We grow up and take for granted how God still delights in us.  We don't grow out of that stage.  If you know Jesus as your Savior, you are a cherished child of God.  God desires for none of us to perish, but as a just God, He cannot have sin in His presence.  Out of love and justice, He sent Jesus to die for you so that you can be His treasured possession in His presence someday.  If you don't know Jesus and haven't asked Jesus to change your life, I urge you to do so.  My prayers for my little child are that she (he) will be transformed at a young age and have a heart to seek after God.  My prayers for you are the same.  
There is so much more I could write, but I'd better let my heart rest with that.  
I love you all.  



Thursday, August 14, 2014

Our New Identity

Dear friends,

It has been a long time.  I feel guilty that it has been so long since I have shared the glorious lessons and revelations that God has share with me.

My greatest blessing that has occured, is that my social identity has changed.  I am no longer known as Kat Bell, but Kat Moyer.  What a strange thing to think of...in one day, my identity has changed.  How people acknowledge me has changed.  I talked with a few friends of mine yesterday, and we joked about how easy it was to call me Kat Bell...as if it was one word.  Now it is not as easy.  Now we sometimes have to stop and think about who I am now.  It isn't a long reflection for that one, but what about my identity in Christ?

Do people have to stop and think about my new identity, or is it so obvious that it just rolls off their tongues?  Do I live as if I am Harold Moyer's wife, or do I live in a way that people have to stop and ask questions about it?
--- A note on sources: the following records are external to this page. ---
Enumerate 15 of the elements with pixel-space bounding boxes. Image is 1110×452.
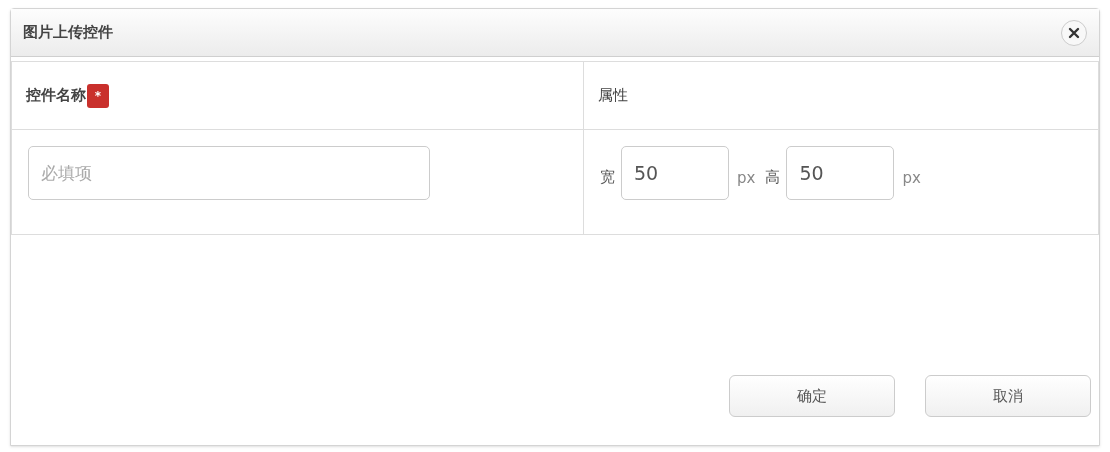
unit-label: px — [902, 167, 921, 189]
column-label: 控件名称 — [26, 85, 86, 107]
dialog-button[interactable]: 取消 — [925, 375, 1091, 417]
dialog-title: 图片上传控件 — [23, 22, 113, 44]
unit-label: px — [737, 167, 756, 189]
column-label: 属性 — [598, 85, 628, 107]
close-button[interactable] — [1061, 19, 1087, 46]
required-badge: * — [87, 83, 109, 108]
dialog-button[interactable]: 确定 — [729, 375, 895, 417]
dimension-input[interactable]: 50 — [786, 146, 895, 200]
close-icon — [1068, 26, 1080, 39]
dimension-label: 高 — [765, 166, 781, 188]
dimension-label: 宽 — [600, 166, 615, 188]
dimension-input[interactable]: 50 — [621, 146, 729, 200]
name-input[interactable]: 必填项 — [28, 146, 430, 200]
Am I living a life for Christ in a way that people have to stop and ask whether I am the bride of Christ?  If so, I think it is time to step back and reflect on how I must live in my new identity and not just claim the name.

That is my challenge to not only myself, but also you my dear friends.  It doesn't just stop with a one-time repentence.  Our identity causes us to humble ourselves before God not just daily, but every moment.  It makes us draw close to Him on a regular basis.  It is stepping into a lower state so that God may lift us up.  Our identity is not just a name change, but a life change...a heart change.  Our priorities are different.  Our desires are different.  Our struggles are different.  We stand out in the world because we live in a different identity.  We will go against the flow, but we mustn't turn around and join it.

It is who we are.

I love you all, and I hope to write more in the near future.